2° Tuttavia vi sono di quelli che vi prendono parte in modo più speciale e che ne colgono quindi frutti più copiosi; e sono coloro che danno al Sacerdote la elemosina perché celebri secondo la loro intenzione. Ad intelligenza di questa pratica, richiamiamo brevemente ciò che si faceva nell’antica Legge e nei primi tempi della Chiesa. Quando un Israelita voleva offrire un sacrificio a Dio, conduceva al sacerdote la vittima, per esempio una pecora; e il sacerdote la immolava e la offriva al Signore a nome del fedele. Qualche cosa di simile avveniva nei primi secoli cristiani; molti fedeli portavano al Sacerdote la materia del Sacrificio, il pane e il vino; era quindi in un certo senso la loro vittima e il loro sacrificio che il Sacerdote offriva onde essi venivano ad averci parte più attiva di coloro che, non avendo portato nulla, si contentavano di assistere alla Messa. Ora, nella presente disciplina ecclesiastica, ciò che tiene il posto dell’offerta fatta dai Cristiani dei primi secoli è l’onorario, o elemosina o stipendio che si voglia dire, che i pii fedeli danno al Sacerdote; ecco perché il Sacerdote, pur dicendo la santa Messa per tutta la Chiesa, la applica in modo speciale secondo l’intenzione di chi dà l’elemosina.

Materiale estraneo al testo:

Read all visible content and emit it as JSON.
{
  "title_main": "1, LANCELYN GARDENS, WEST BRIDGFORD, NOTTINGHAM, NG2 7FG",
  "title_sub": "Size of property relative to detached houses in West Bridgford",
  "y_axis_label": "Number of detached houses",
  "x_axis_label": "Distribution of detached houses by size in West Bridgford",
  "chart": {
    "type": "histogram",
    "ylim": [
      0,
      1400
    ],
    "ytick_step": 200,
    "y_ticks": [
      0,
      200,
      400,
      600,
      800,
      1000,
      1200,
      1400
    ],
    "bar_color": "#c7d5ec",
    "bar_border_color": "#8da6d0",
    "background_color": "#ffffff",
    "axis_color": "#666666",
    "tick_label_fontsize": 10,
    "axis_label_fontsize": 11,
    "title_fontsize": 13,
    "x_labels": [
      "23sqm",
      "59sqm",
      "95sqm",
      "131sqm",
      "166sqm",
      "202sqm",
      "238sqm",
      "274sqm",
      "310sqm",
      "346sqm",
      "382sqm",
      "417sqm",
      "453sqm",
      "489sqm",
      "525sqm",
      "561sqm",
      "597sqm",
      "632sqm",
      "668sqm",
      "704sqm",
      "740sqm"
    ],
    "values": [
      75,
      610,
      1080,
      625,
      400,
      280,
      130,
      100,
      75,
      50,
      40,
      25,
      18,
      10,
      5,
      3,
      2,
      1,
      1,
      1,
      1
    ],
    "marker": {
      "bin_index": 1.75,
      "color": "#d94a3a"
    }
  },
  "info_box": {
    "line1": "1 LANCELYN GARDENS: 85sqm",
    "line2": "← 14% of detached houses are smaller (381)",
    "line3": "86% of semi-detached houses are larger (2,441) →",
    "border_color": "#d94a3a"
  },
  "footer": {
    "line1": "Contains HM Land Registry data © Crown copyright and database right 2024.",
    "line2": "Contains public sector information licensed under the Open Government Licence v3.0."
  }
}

Di qui si spiegano le parole del Canone:« Ricordati, o Signore… di coloro che ti offrono questo sacrificio di lode ». – Ci riesce ormai facile l’intendere come il fedele che assiste alla santa Messa o dà l’onorario, non è soltanto un semplice spettatore, ma vi prende parte attiva, verissima, nobilissima, vantaggiosissima, di cui deve ben persuadersi e rendersi ben conto. Egli è in un certo senso sacerdote, perché prende parte alla celebrazione del Sacrificio, e, benché non rivestito del carattere sacerdotale, viene però ad avere alcune delle prerogative sacerdotali. Assistere alla Messa il più spesso possibile, dare la corrispettiva limosina per aver più larga parte ai frutti del Sacrificio, associarsi intimamente al celebrante nell’offerta che fa della vittima divina, comunicarsi frequente e con Gesù offrire se stesso al Padre, tale deve essere la sincera brama di un Cristiano pio e la più grande delle sue consolazioni.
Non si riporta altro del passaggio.